“You have willed it. Let it be so.”
There was utter silence in the cabin. Scyld had recoiled. Even Ywain had drawn back to the end of the table. The cowering Boghaz hardly breathed.
The shadow had stirred with a slight, dry rustle. A spot of subdued brilliance had appeared, held by unseen hands—a brilliance that shed no glow around it. It seemed to Carse like a ring of little stars, incredibly distant.
The stars began to move, to circle their hidden orbit, to spin faster and faster until they became a wheel, peculiarly blurred. From them now came a thin high note, a crystal song that was like infinity, without beginning and end.
A song, a call, attuned to his hearing alone? Or was it his hearing? He could not tell. Perhaps he heard it with his flesh instead, with every quivering nerve. The others, Ywain and Scyld and Boghaz, seemed unaffected.
Carse felt a coldness stealing over him.

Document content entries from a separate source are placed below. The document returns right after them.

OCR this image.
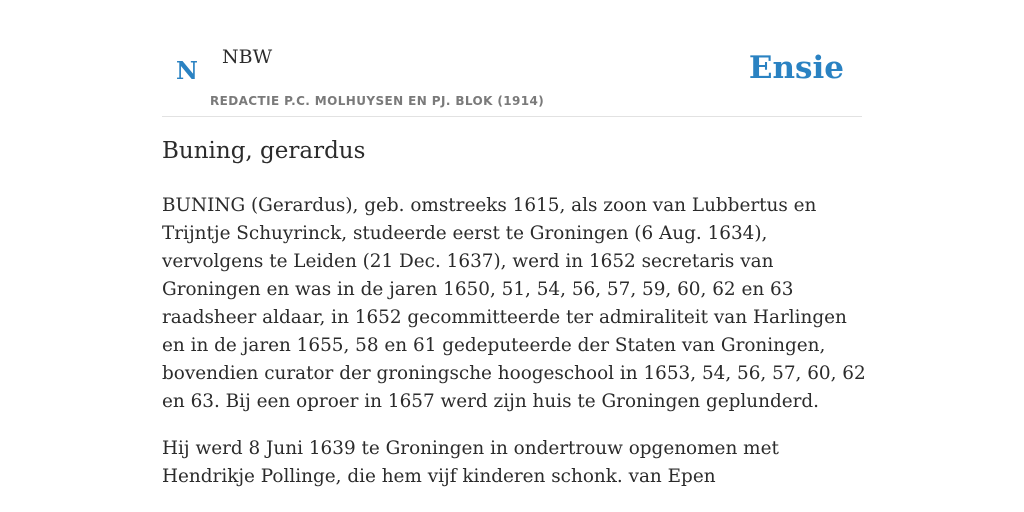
N NBW
REDACTIE P.C. MOLHUYSEN EN PJ. BLOK (1914)
Ensie
Buning, gerardus

BUNING (Gerardus), geb. omstreeks 1615, als zoon van Lubbertus en Trijntje Schuyrinck, studeerde eerst te Groningen (6 Aug. 1634), vervolgens te Leiden (21 Dec. 1637), werd in 1652 secretaris van Groningen en was in de jaren 1650, 51, 54, 56, 57, 59, 60, 62 en 63 raadsheer aldaar, in 1652 gecommitteerde ter admiraliteit van Harlingen en in de jaren 1655, 58 en 61 gedeputeerde der Staten van Groningen, bovendien curator der groningsche hoogeschool in 1653, 54, 56, 57, 60, 62 en 63. Bij een oproer in 1657 werd zijn huis te Groningen geplunderd.

Hij werd 8 Juni 1639 te Groningen in ondertrouw opgenomen met Hendrikje Pollinge, die hem vijf kinderen schonk. van Epen
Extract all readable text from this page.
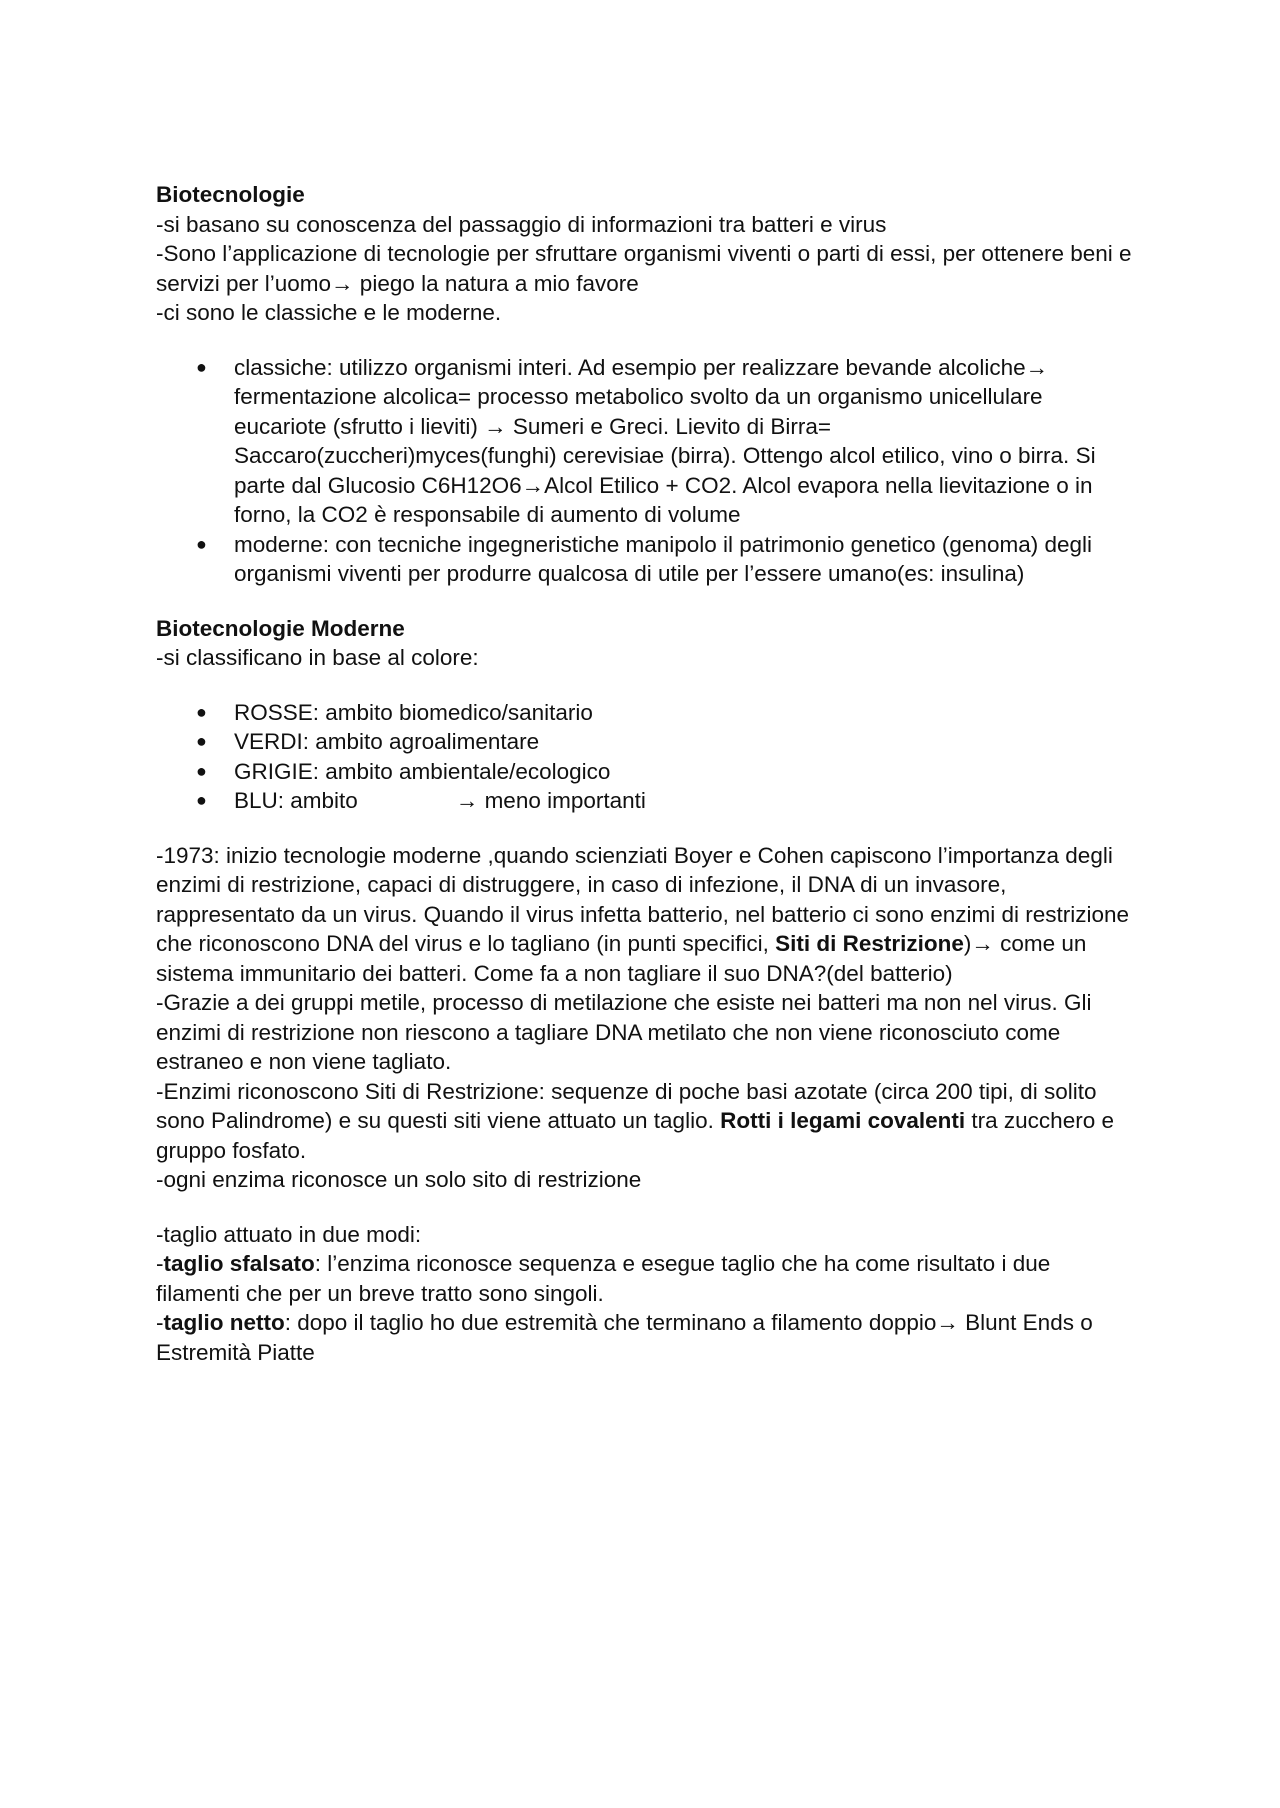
Biotecnologie

-si basano su conoscenza del passaggio di informazioni tra batteri e virus

-Sono l’applicazione di tecnologie per sfruttare organismi viventi o parti di essi, per ottenere beni e servizi per l’uomo→ piego la natura a mio favore

-ci sono le classiche e le moderne.

● classiche: utilizzo organismi interi. Ad esempio per realizzare bevande alcoliche→ fermentazione alcolica= processo metabolico svolto da un organismo unicellulare eucariote (sfrutto i lieviti) → Sumeri e Greci. Lievito di Birra= Saccaro(zuccheri)myces(funghi) cerevisiae (birra). Ottengo alcol etilico, vino o birra. Si parte dal Glucosio C6H12O6→Alcol Etilico + CO2. Alcol evapora nella lievitazione o in forno, la CO2 è responsabile di aumento di volume
● moderne: con tecniche ingegneristiche manipolo il patrimonio genetico (genoma) degli organismi viventi per produrre qualcosa di utile per l’essere umano(es: insulina)

Biotecnologie Moderne

-si classificano in base al colore:

● ROSSE: ambito biomedico/sanitario
● VERDI: ambito agroalimentare
● GRIGIE: ambito ambientale/ecologico
● BLU: ambito	→ meno importanti

-1973: inizio tecnologie moderne ,quando scienziati Boyer e Cohen capiscono l’importanza degli enzimi di restrizione, capaci di distruggere, in caso di infezione, il DNA di un invasore, rappresentato da un virus. Quando il virus infetta batterio, nel batterio ci sono enzimi di restrizione che riconoscono DNA del virus e lo tagliano (in punti specifici, Siti di Restrizione)→ come un sistema immunitario dei batteri. Come fa a non tagliare il suo DNA?(del batterio)

-Grazie a dei gruppi metile, processo di metilazione che esiste nei batteri ma non nel virus. Gli enzimi di restrizione non riescono a tagliare DNA metilato che non viene riconosciuto come estraneo e non viene tagliato.

-Enzimi riconoscono Siti di Restrizione: sequenze di poche basi azotate (circa 200 tipi, di solito sono Palindrome) e su questi siti viene attuato un taglio. Rotti i legami covalenti tra zucchero e gruppo fosfato.

-ogni enzima riconosce un solo sito di restrizione

-taglio attuato in due modi:

-taglio sfalsato: l’enzima riconosce sequenza e esegue taglio che ha come risultato i due filamenti che per un breve tratto sono singoli.

-taglio netto: dopo il taglio ho due estremità che terminano a filamento doppio→ Blunt Ends o Estremità Piatte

It was as though those tiny singing stars called to him across the universe, charming him out into the deeps of space where the empty cosmos sucked him dry of warmth and life.
His muscles loosened. He felt his sinews melt and flow away on the icy tide. He felt his brain dissolving.
He went slowly to his knees. The little stars sang on and on. He understood them now. They were asking him a question. He knew that when he answered he could sleep. He would not wake again but that did not matter. He was afraid now but if he slept he would forget his fear.
Fear—fear! The old, old racial terror that haunts the soul, the dread that slides in the quiet dark—
In sleep and death he could forget that fear. He need only answer that hypnotic whispered question.